Bien entendu, mes déplacements entre Alger, Cheraga, Lakhdaria sans oublier mes rapides passages à Constantine, Annaba, Cheffia, Tipaza, Miliana, etc. ont été d’une immense richesse tant sur le plan relationnel et humain que sur le plan intellectuel et ce, grâce, entre autres, à mes différents « guides » algériens.

Mais, avant ces rencontres « chez l’habitant » (comprenez : amis), je serai accueillie à Alger par Noria et tous les siens comme un membre à part entière de leur famille. Seule « consigne » de Noria en me remettant un téléphone portable dès mon arrivée chez elle : « Voilà, tu es chez toi. Je suis à ta disposition pour t’emmener là où tu veux.

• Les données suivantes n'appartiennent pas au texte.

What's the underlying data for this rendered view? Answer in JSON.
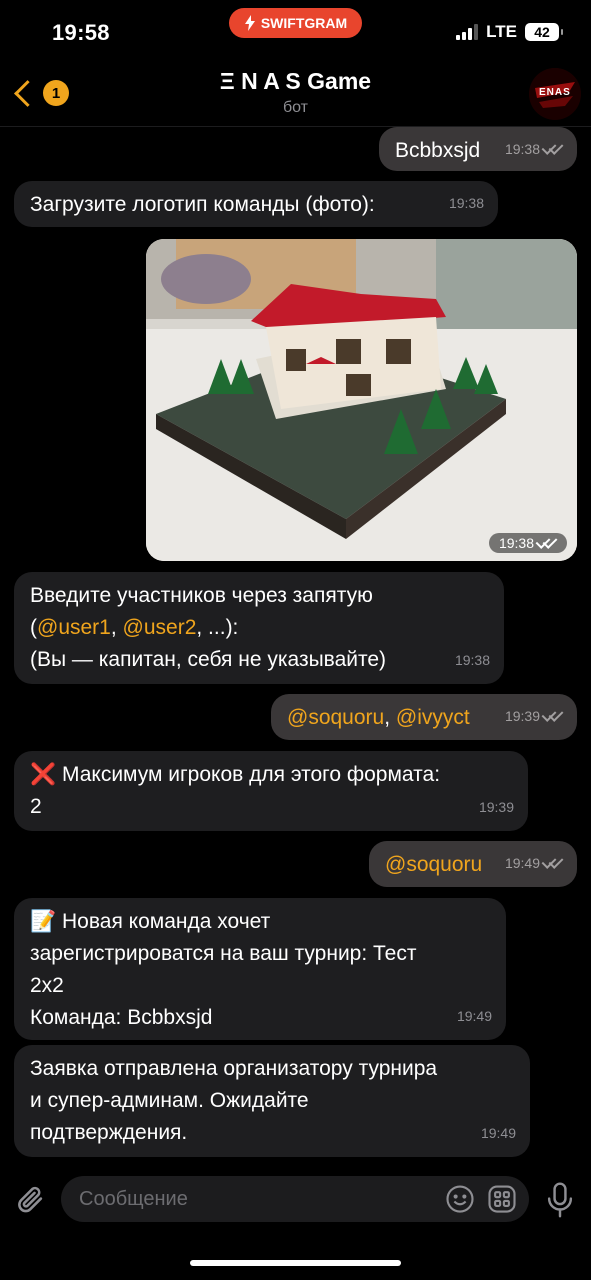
{
  "status_bar": {
    "time": "19:58",
    "app_pill": "SWIFTGRAM",
    "network": "LTE",
    "battery": "42"
  },
  "header": {
    "back_badge": "1",
    "title": "Ξ N A S Game",
    "subtitle": "бот",
    "avatar_text": "ENAS"
  },
  "messages": [
    {
      "dir": "out",
      "text": "Bcbbxsjd",
      "time": "19:38"
    },
    {
      "dir": "in",
      "text": "Загрузите логотип команды (фото):",
      "time": "19:38"
    },
    {
      "dir": "out",
      "type": "photo",
      "time": "19:38"
    },
    {
      "dir": "in",
      "line1": "Введите участников через запятую",
      "line2_mention1": "@user1",
      "line2_mention2": "@user2",
      "line2_rest": ", ...):",
      "line3": "(Вы — капитан, себя не указывайте)",
      "time": "19:38"
    },
    {
      "dir": "out",
      "mention1": "@soquoru",
      "mention2": "@ivyyct",
      "time": "19:39"
    },
    {
      "dir": "in",
      "icon": "❌",
      "line1": "Максимум игроков для этого формата:",
      "line2": "2",
      "time": "19:39"
    },
    {
      "dir": "out",
      "mention1": "@soquoru",
      "time": "19:49"
    },
    {
      "dir": "in",
      "icon": "📝",
      "line1": "Новая команда хочет",
      "line2": "зарегистрироватся на ваш турнир: Тест",
      "line3": "2x2",
      "line4": "Команда: Bcbbxsjd",
      "time": "19:49"
    },
    {
      "dir": "in",
      "line1": "Заявка отправлена организатору турнира",
      "line2": "и супер-админам. Ожидайте",
      "line3": "подтверждения.",
      "time": "19:49"
    }
  ],
  "input": {
    "placeholder": "Сообщение"
  },
  "colors": {
    "accent": "#f0a51d",
    "incoming_bubble": "#1e1e20",
    "outgoing_bubble": "#3a3738",
    "pill": "#e8452d"
  }
}
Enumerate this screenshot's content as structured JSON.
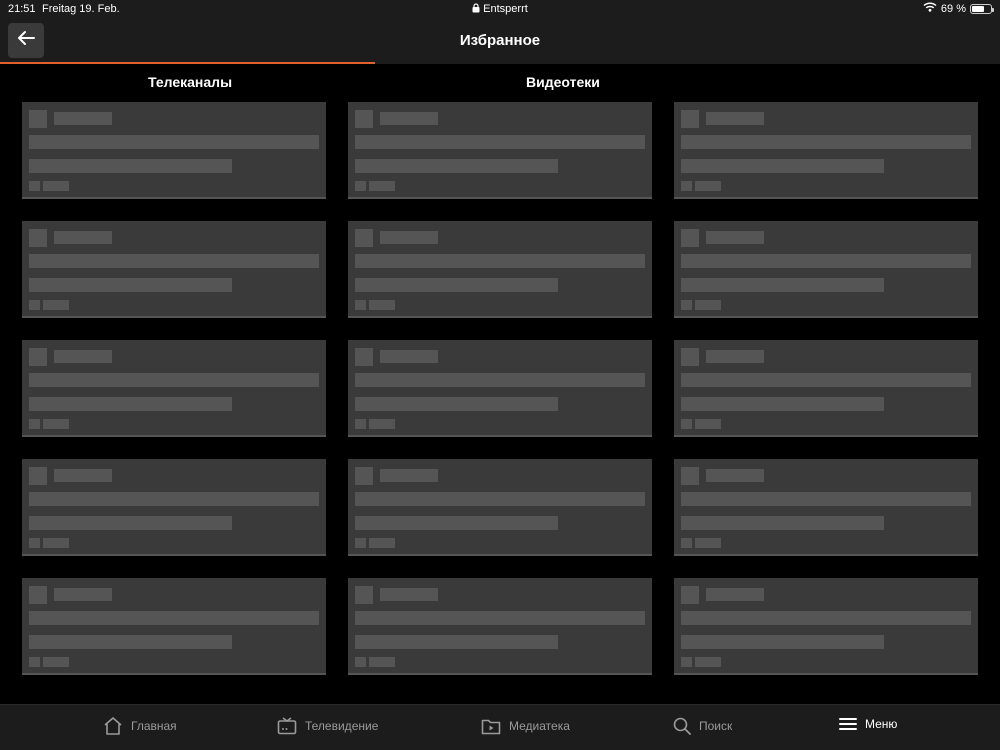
{
  "status": {
    "time": "21:51",
    "date": "Freitag 19. Feb.",
    "lock_label": "Entsperrt",
    "battery_text": "69 %",
    "battery_level": 0.69
  },
  "header": {
    "title": "Избранное",
    "back_icon": "arrow-left-icon"
  },
  "tabs": [
    {
      "label": "Телеканалы",
      "active": true
    },
    {
      "label": "Видеотеки",
      "active": false
    }
  ],
  "grid": {
    "rows": 5,
    "columns": 3,
    "card_state": "loading-placeholder"
  },
  "bottom_nav": [
    {
      "label": "Главная",
      "icon": "home-icon"
    },
    {
      "label": "Телевидение",
      "icon": "tv-icon"
    },
    {
      "label": "Медиатека",
      "icon": "media-folder-icon"
    },
    {
      "label": "Поиск",
      "icon": "search-icon"
    },
    {
      "label": "Меню",
      "icon": "menu-icon",
      "active": true
    }
  ],
  "colors": {
    "accent": "#e0602e",
    "background": "#000000",
    "bar": "#1c1c1c",
    "card": "#3a3a3a",
    "placeholder": "#555555"
  }
}
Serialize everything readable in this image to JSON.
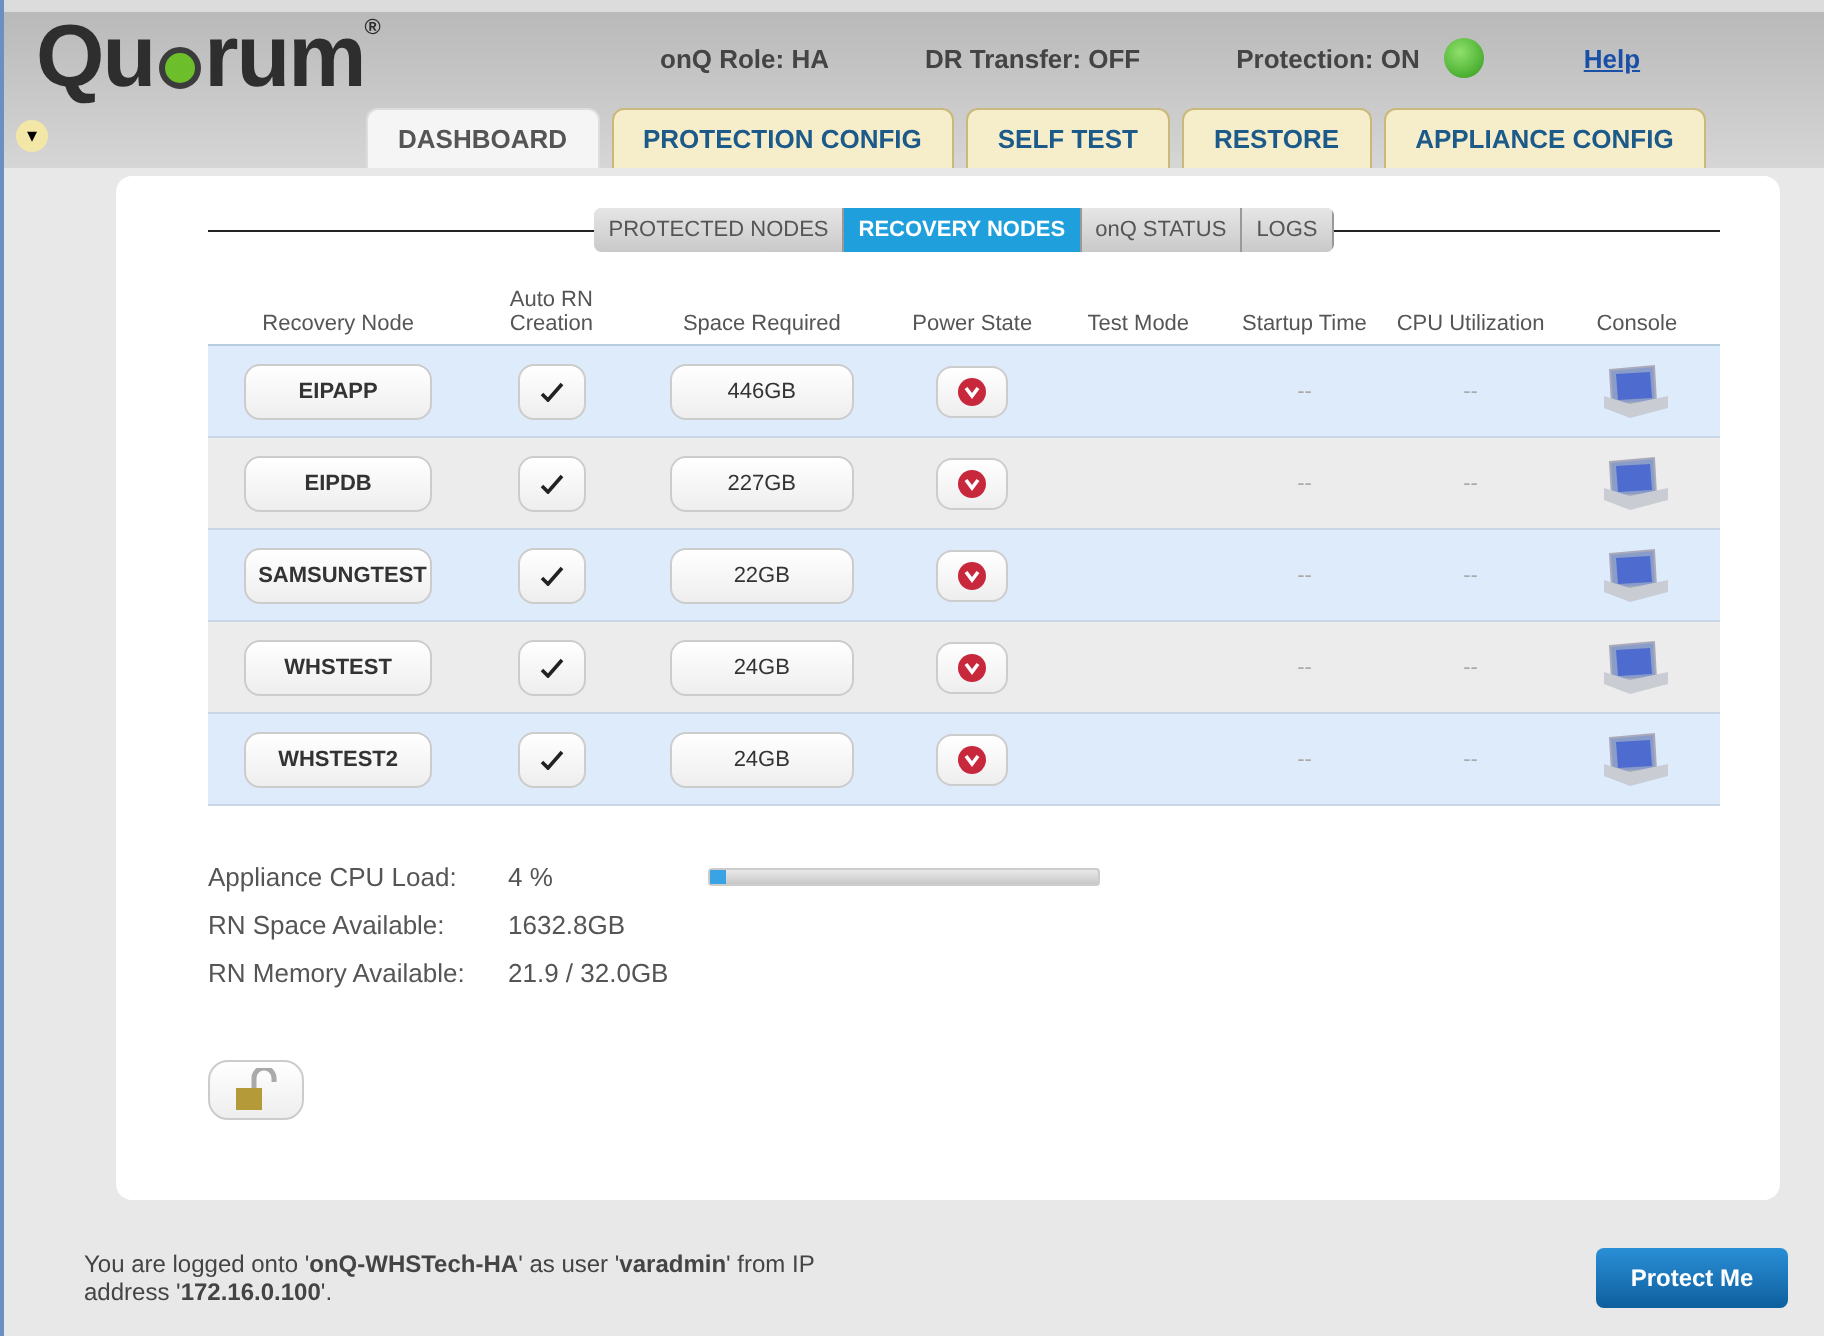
{
  "logo": {
    "before": "Qu",
    "after": "rum",
    "mark": "®"
  },
  "status": {
    "role": "onQ Role: HA",
    "dr_transfer": "DR Transfer: OFF",
    "protection": "Protection: ON",
    "protection_on": true,
    "help": "Help"
  },
  "menu_toggle": "▾",
  "tabs": [
    {
      "label": "DASHBOARD",
      "selected": true
    },
    {
      "label": "PROTECTION CONFIG",
      "selected": false
    },
    {
      "label": "SELF TEST",
      "selected": false
    },
    {
      "label": "RESTORE",
      "selected": false
    },
    {
      "label": "APPLIANCE CONFIG",
      "selected": false
    }
  ],
  "subtabs": [
    {
      "label": "PROTECTED NODES",
      "selected": false
    },
    {
      "label": "RECOVERY NODES",
      "selected": true
    },
    {
      "label": "onQ STATUS",
      "selected": false
    },
    {
      "label": "LOGS",
      "selected": false
    }
  ],
  "table": {
    "columns": [
      "Recovery Node",
      "Auto RN Creation",
      "Space Required",
      "Power State",
      "Test Mode",
      "Startup Time",
      "CPU Utilization",
      "Console"
    ],
    "rows": [
      {
        "node": "EIPAPP",
        "auto": true,
        "space": "446GB",
        "power_on": false,
        "startup": "--",
        "cpu": "--"
      },
      {
        "node": "EIPDB",
        "auto": true,
        "space": "227GB",
        "power_on": false,
        "startup": "--",
        "cpu": "--"
      },
      {
        "node": "SAMSUNGTEST",
        "auto": true,
        "space": "22GB",
        "power_on": false,
        "startup": "--",
        "cpu": "--"
      },
      {
        "node": "WHSTEST",
        "auto": true,
        "space": "24GB",
        "power_on": false,
        "startup": "--",
        "cpu": "--"
      },
      {
        "node": "WHSTEST2",
        "auto": true,
        "space": "24GB",
        "power_on": false,
        "startup": "--",
        "cpu": "--"
      }
    ]
  },
  "stats": {
    "cpu_label": "Appliance CPU Load:",
    "cpu_value": "4 %",
    "level": 0.04,
    "space_label": "RN Space Available:",
    "space_value": "1632.8GB",
    "memory_label": "RN Memory Available:",
    "memory_value": "21.9 / 32.0GB"
  },
  "footer": {
    "message": "You are logged onto '**onQ-WHSTech-HA**' as user '**varadmin**' from IP address '**172.16.0.100**'.",
    "button": "Protect Me"
  }
}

Ce téléphone portable te permettra de contacter tes amis et d’organiser ton séjour à ta convenance ». Il est évident qu’être accueilli avec une telle générosité et un tel altruisme ne peut qu’être touchant d’autant plus que je connais l’amitié sans faille de Noria.

Une rencontre des anciens étudiants du Lycée Mustapha Ferroukhi ayant été prévue le samedi 6 septembre à Miliana, je me suis jointe à eux ainsi que quelques autres Abdounates pour une journée de partage, d’échanges et de convivialité au lieu dit : « Musée de la Manufacture de l’Emir Abdelkader », merveilleusement organisée par l'ALMF et la complicité de Benyoucef ABBAS, Responsable de ce Musée. Une rencontre d’anciens « ados » venus retrouver, le temps d’une journée, des bribes de leur jeunesse. C’est dans la joie, la bonne humeur et les blagues « potaches » que nous reprendrons parfois certaines de nos discussions virtuelles échangées sur le site.

La Bibliothèque du musée ayant été aménagée - pour l’occasion - en restaurant, nous nous y retrouverons tous pour y déguster le plat « national » : un coucous ! Généralement dans une bibliothèque le silence est de rigueur. Mais, en la circonstance, ce lieu devint très rapidement aussi bruyant qu’aurait pu l’être le réfectoire d’un lycée de garçons …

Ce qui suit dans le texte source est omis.